U.S. Growth Slows to 2.2%, Report Says

The economic recovery slowed more than expected early this year, raising fears of a spring slowdown for the third year in a row and giving Republicans a fresh opportunity to criticize President Obama’s policies.







The United States gross domestic product grew at an annual rate of 2.2 percent in the first quarter, down from 3 percent at the end of last year, according to a preliminary report released Friday. It was the first deceleration in a year, but it was not nearly as severe as other setbacks in the last couple of years.
Mitt Romney, the presumptive Republican presidential nominee, has been hammering on economic issues all week, insisting that the president has held back the recovery and intends to do further damage.
But the White House focused on the bright spots in the report, like solid growth in consumer spending and a surge in residential building.
“When you look at the report in the totality, I think it shows that the private sector is continuing to heal from the financial crisis,” said Alan Krueger, chairman of the president’s Council of Economic Advisers. Congress should pass elements of the president’s jobs plan, he said, like one that would subsidize the employment of teachers and first responders to emergencies. “We would like to see the pace of economic growth pick up, and those additional measures which the president proposed are well targeted to the areas of weakness in the economy now.”
Representative Kevin Brady, a Republican from Texas and vice chairman of the Joint Economic Committee, called the numbers “beyond disappointing.”
“The damage being done by the Obama administration’s policies have produced a weak recovery,” he wrote in a statement.
The American economy has been growing since the second half of 2009, coming close to a 4 percent growth rate in early 2010 before faltering. Growth slowed nearly to a halt in the first quarter of 2011 but accelerated throughout the rest of the year.
The first-quarter growth was weaker than expected. United States stock markets largely shrugged it off, however, perhaps in part because the country is growing while many economies are contracting.
Economists initially predicted a much weaker showing in the latest quarter, partly because of a large accumulation of inventories in the fall and winter that needed to be worked off. But in the last few weeks, expectations rose on strong jobs reports and rising consumer confidence.
Consumer spending did turn out to be the major strength early this year, growing 2.9 percent compared with 2.1 percent in the last quarter of 2011. Business investment, which had been a bright spot, declined in the most recent quarter.
Government spending also fell more than anticipated, lopping more than half a percentage point off total growth, thanks in part to a particularly large drop in military outlays.
Many economists pointed out that consumer spending, mostly on cars and other large items, seemed to have come at a cost. Consumer savings declined. That suggests that spending growth could become unsustainable as households exhaust their reserves. But estimates of personal income tend to be revised upward, and past declines in the savings rate have been erased by later estimates.
Economists were also troubled by the decline in business investment.
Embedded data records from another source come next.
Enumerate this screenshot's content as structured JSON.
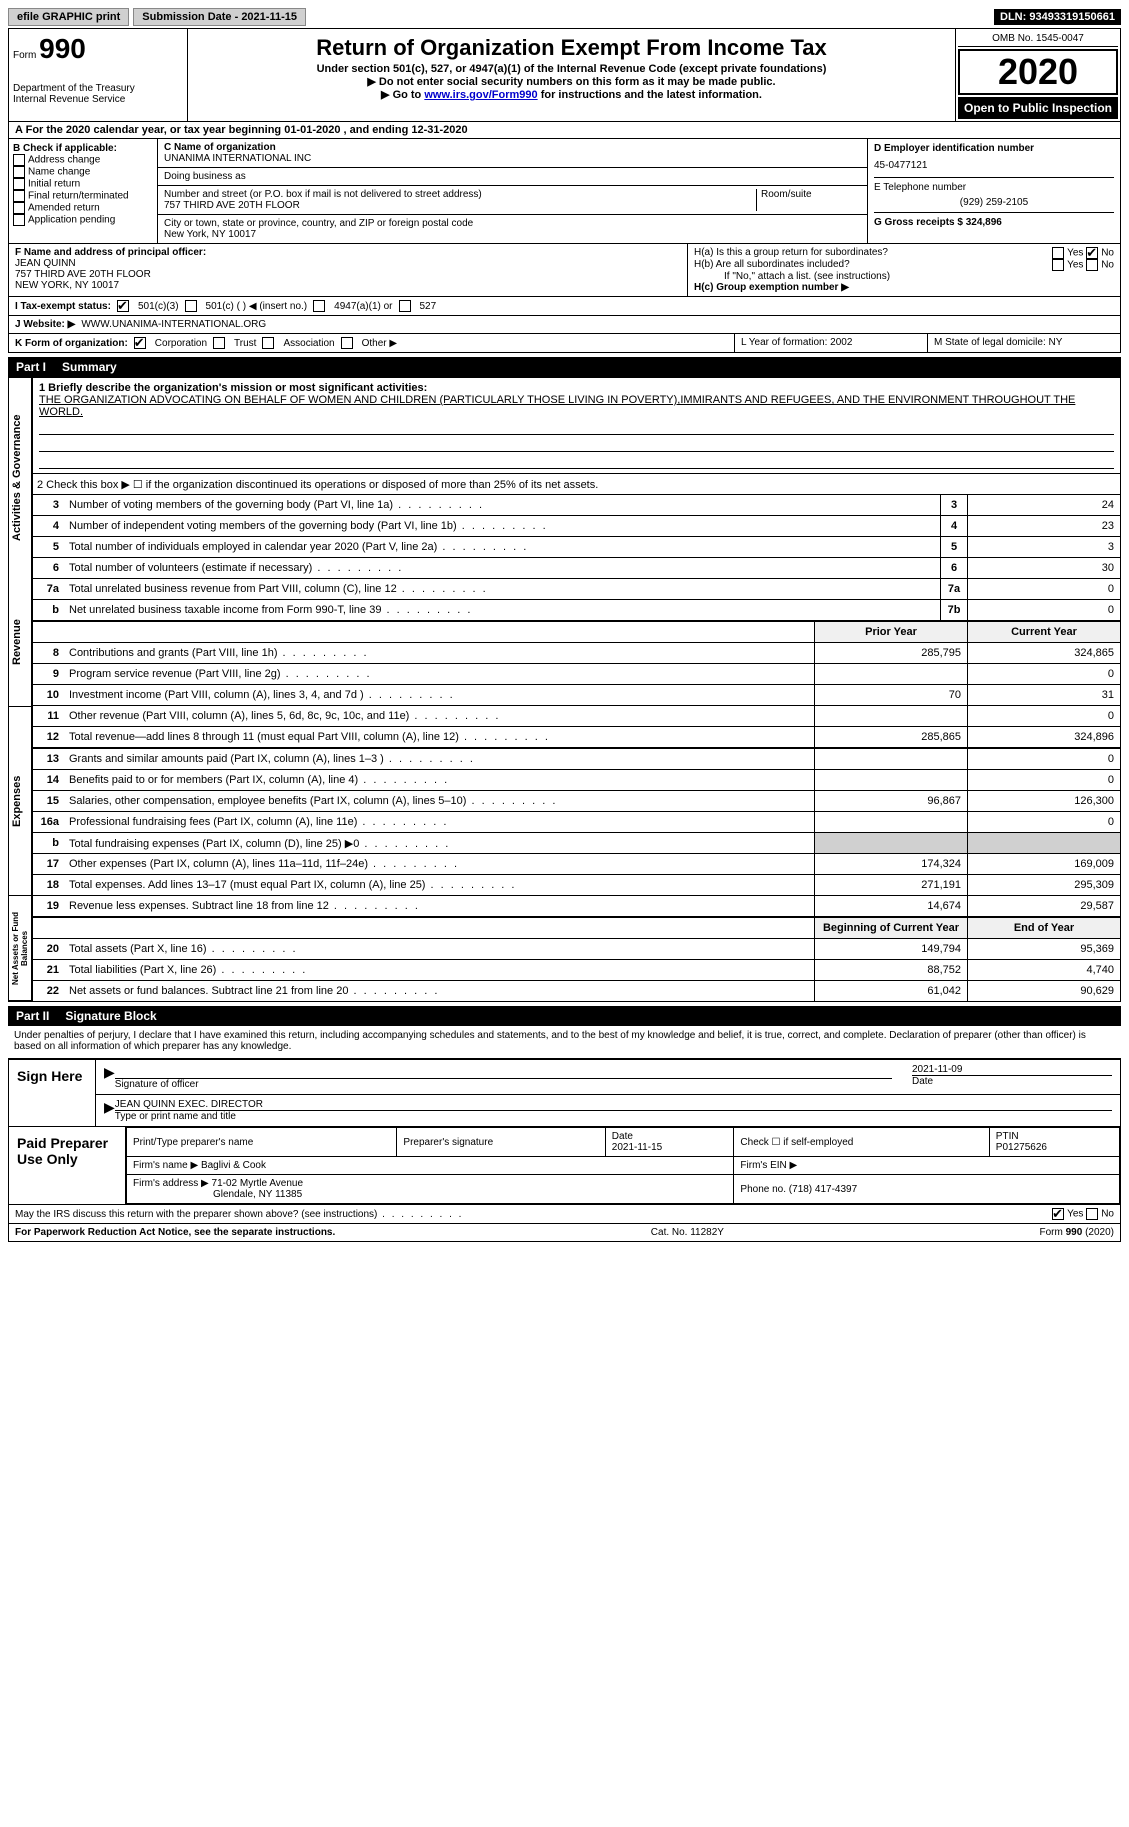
{
  "topbar": {
    "efile": "efile GRAPHIC print",
    "submission_label": "Submission Date - 2021-11-15",
    "dln": "DLN: 93493319150661"
  },
  "header": {
    "form_prefix": "Form",
    "form_number": "990",
    "dept": "Department of the Treasury",
    "irs": "Internal Revenue Service",
    "title": "Return of Organization Exempt From Income Tax",
    "subtitle": "Under section 501(c), 527, or 4947(a)(1) of the Internal Revenue Code (except private foundations)",
    "note1": "▶ Do not enter social security numbers on this form as it may be made public.",
    "note2_pre": "▶ Go to ",
    "note2_link": "www.irs.gov/Form990",
    "note2_post": " for instructions and the latest information.",
    "omb": "OMB No. 1545-0047",
    "year": "2020",
    "open": "Open to Public Inspection"
  },
  "rowA": "For the 2020 calendar year, or tax year beginning 01-01-2020  , and ending 12-31-2020",
  "colB": {
    "title": "B Check if applicable:",
    "items": [
      "Address change",
      "Name change",
      "Initial return",
      "Final return/terminated",
      "Amended return",
      "Application pending"
    ]
  },
  "colC": {
    "name_label": "C Name of organization",
    "name": "UNANIMA INTERNATIONAL INC",
    "dba_label": "Doing business as",
    "addr_label": "Number and street (or P.O. box if mail is not delivered to street address)",
    "room_label": "Room/suite",
    "addr": "757 THIRD AVE 20TH FLOOR",
    "city_label": "City or town, state or province, country, and ZIP or foreign postal code",
    "city": "New York, NY  10017"
  },
  "colD": {
    "ein_label": "D Employer identification number",
    "ein": "45-0477121",
    "phone_label": "E Telephone number",
    "phone": "(929) 259-2105",
    "gross_label": "G Gross receipts $ 324,896"
  },
  "sectionFH": {
    "f_label": "F Name and address of principal officer:",
    "f_name": "JEAN QUINN",
    "f_addr1": "757 THIRD AVE 20TH FLOOR",
    "f_addr2": "NEW YORK, NY  10017",
    "ha": "H(a)  Is this a group return for subordinates?",
    "ha_yes": "Yes",
    "ha_no": "No",
    "hb": "H(b)  Are all subordinates included?",
    "hb_note": "If \"No,\" attach a list. (see instructions)",
    "hc": "H(c)  Group exemption number ▶"
  },
  "rowI": {
    "label": "I  Tax-exempt status:",
    "opts": [
      "501(c)(3)",
      "501(c) (  ) ◀ (insert no.)",
      "4947(a)(1) or",
      "527"
    ]
  },
  "rowJ": {
    "label": "J  Website: ▶",
    "value": "WWW.UNANIMA-INTERNATIONAL.ORG"
  },
  "rowK": {
    "label": "K Form of organization:",
    "opts": [
      "Corporation",
      "Trust",
      "Association",
      "Other ▶"
    ],
    "l": "L Year of formation: 2002",
    "m": "M State of legal domicile: NY"
  },
  "part1": {
    "tag": "Part I",
    "title": "Summary"
  },
  "mission": {
    "q": "1  Briefly describe the organization's mission or most significant activities:",
    "text": "THE ORGANIZATION ADVOCATING ON BEHALF OF WOMEN AND CHILDREN (PARTICULARLY THOSE LIVING IN POVERTY),IMMIRANTS AND REFUGEES, AND THE ENVIRONMENT THROUGHOUT THE WORLD."
  },
  "gov": {
    "tab": "Activities & Governance",
    "l2": "2  Check this box ▶ ☐  if the organization discontinued its operations or disposed of more than 25% of its net assets.",
    "rows": [
      {
        "n": "3",
        "label": "Number of voting members of the governing body (Part VI, line 1a)",
        "box": "3",
        "val": "24"
      },
      {
        "n": "4",
        "label": "Number of independent voting members of the governing body (Part VI, line 1b)",
        "box": "4",
        "val": "23"
      },
      {
        "n": "5",
        "label": "Total number of individuals employed in calendar year 2020 (Part V, line 2a)",
        "box": "5",
        "val": "3"
      },
      {
        "n": "6",
        "label": "Total number of volunteers (estimate if necessary)",
        "box": "6",
        "val": "30"
      },
      {
        "n": "7a",
        "label": "Total unrelated business revenue from Part VIII, column (C), line 12",
        "box": "7a",
        "val": "0"
      },
      {
        "n": "b",
        "label": "Net unrelated business taxable income from Form 990-T, line 39",
        "box": "7b",
        "val": "0"
      }
    ]
  },
  "rev": {
    "tab": "Revenue",
    "head_prior": "Prior Year",
    "head_curr": "Current Year",
    "rows": [
      {
        "n": "8",
        "label": "Contributions and grants (Part VIII, line 1h)",
        "p": "285,795",
        "c": "324,865"
      },
      {
        "n": "9",
        "label": "Program service revenue (Part VIII, line 2g)",
        "p": "",
        "c": "0"
      },
      {
        "n": "10",
        "label": "Investment income (Part VIII, column (A), lines 3, 4, and 7d )",
        "p": "70",
        "c": "31"
      },
      {
        "n": "11",
        "label": "Other revenue (Part VIII, column (A), lines 5, 6d, 8c, 9c, 10c, and 11e)",
        "p": "",
        "c": "0"
      },
      {
        "n": "12",
        "label": "Total revenue—add lines 8 through 11 (must equal Part VIII, column (A), line 12)",
        "p": "285,865",
        "c": "324,896"
      }
    ]
  },
  "exp": {
    "tab": "Expenses",
    "rows": [
      {
        "n": "13",
        "label": "Grants and similar amounts paid (Part IX, column (A), lines 1–3 )",
        "p": "",
        "c": "0"
      },
      {
        "n": "14",
        "label": "Benefits paid to or for members (Part IX, column (A), line 4)",
        "p": "",
        "c": "0"
      },
      {
        "n": "15",
        "label": "Salaries, other compensation, employee benefits (Part IX, column (A), lines 5–10)",
        "p": "96,867",
        "c": "126,300"
      },
      {
        "n": "16a",
        "label": "Professional fundraising fees (Part IX, column (A), line 11e)",
        "p": "",
        "c": "0"
      },
      {
        "n": "b",
        "label": "Total fundraising expenses (Part IX, column (D), line 25) ▶0",
        "p": "grey",
        "c": "grey"
      },
      {
        "n": "17",
        "label": "Other expenses (Part IX, column (A), lines 11a–11d, 11f–24e)",
        "p": "174,324",
        "c": "169,009"
      },
      {
        "n": "18",
        "label": "Total expenses. Add lines 13–17 (must equal Part IX, column (A), line 25)",
        "p": "271,191",
        "c": "295,309"
      },
      {
        "n": "19",
        "label": "Revenue less expenses. Subtract line 18 from line 12",
        "p": "14,674",
        "c": "29,587"
      }
    ]
  },
  "net": {
    "tab": "Net Assets or Fund Balances",
    "head_prior": "Beginning of Current Year",
    "head_curr": "End of Year",
    "rows": [
      {
        "n": "20",
        "label": "Total assets (Part X, line 16)",
        "p": "149,794",
        "c": "95,369"
      },
      {
        "n": "21",
        "label": "Total liabilities (Part X, line 26)",
        "p": "88,752",
        "c": "4,740"
      },
      {
        "n": "22",
        "label": "Net assets or fund balances. Subtract line 21 from line 20",
        "p": "61,042",
        "c": "90,629"
      }
    ]
  },
  "part2": {
    "tag": "Part II",
    "title": "Signature Block"
  },
  "sig": {
    "decl": "Under penalties of perjury, I declare that I have examined this return, including accompanying schedules and statements, and to the best of my knowledge and belief, it is true, correct, and complete. Declaration of preparer (other than officer) is based on all information of which preparer has any knowledge.",
    "sign_here": "Sign Here",
    "sig_officer": "Signature of officer",
    "date": "2021-11-09",
    "date_label": "Date",
    "name_title": "JEAN QUINN  EXEC. DIRECTOR",
    "type_label": "Type or print name and title"
  },
  "prep": {
    "title": "Paid Preparer Use Only",
    "h1": "Print/Type preparer's name",
    "h2": "Preparer's signature",
    "h3": "Date",
    "h3v": "2021-11-15",
    "h4": "Check ☐ if self-employed",
    "h5": "PTIN",
    "h5v": "P01275626",
    "firm_name_l": "Firm's name  ▶",
    "firm_name": "Baglivi & Cook",
    "firm_ein_l": "Firm's EIN ▶",
    "firm_addr_l": "Firm's address ▶",
    "firm_addr1": "71-02 Myrtle Avenue",
    "firm_addr2": "Glendale, NY  11385",
    "phone_l": "Phone no. (718) 417-4397"
  },
  "footer": {
    "discuss": "May the IRS discuss this return with the preparer shown above? (see instructions)",
    "yes": "Yes",
    "no": "No",
    "pra": "For Paperwork Reduction Act Notice, see the separate instructions.",
    "cat": "Cat. No. 11282Y",
    "form": "Form 990 (2020)"
  }
}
Businesses spent more on equipment and software but much less on infrastructure. Some of that decrease was expected because a tax break for capital investment expired at the end of the year.
By far the steepest decline in investment in the first quarter was in construction related to mining, oil and gas, while manufacturers actually increased their spending on factories and office buildings.
Mark Zandi of Moody’s Analytics said the low investment numbers showed that businesses remained “very cautious.”
Growth in residential housing swelled by 19 percent, the fourth consecutive increase in that much-diminished sector and the first time it has shown a straight year of growth since 2005. Economists argued over how much of that increase — and, for that matter, the surprising strength in consumer spending — was caused by the unseasonably warm winter.
Other factors that contributed to the growth have already appeared to soften, contributing to fears of another false dawn. Shipments of durable goods increased last month, but new orders showed the steepest drop since January 2009. The trade balance improved, but job growth weakened and, more recently, new claims for unemployment benefits have risen.
“The G.D.P. report was disappointing,” economists at Morgan Stanley wrote. “The mix of activity pointed to slower growth ahead.”
But Ian Shepherdson of High Frequency Economics dismissed fears of another significant slowdown, saying that last year’s hiccup was the result of a series of external shocks, like a spike in gas prices (this year’s was less severe and is already subsiding) and the Japanese earthquake.
“What have we got this year that’s comparable?” he asked. “Nothing. Europe is sort of a constant rather than a variable now.”
A growth rate of 2.2 percent is barely enough to nudge the unemployment rate down, and it is substantially lower than the 3 percent that is considered the comfort zone for incumbent presidents.
“I don’t think the issue is whether or not the growth rate is sustainable,” said Steven Blitz, chief economist at ITG Investment Research. “I think the question is whether the growth rate that’s sustainable is acceptable — politically and socially acceptable.”
Still, 2.2 percent was enough to generate envy in Europe, where many countries are already in recession and where this week Britain announced that it had entered the dreaded “double dip.” Stagnation in Europe and a slowing of China’s breakneck expansion have weakened global demand even as corporate profits have continued to outpace expectations.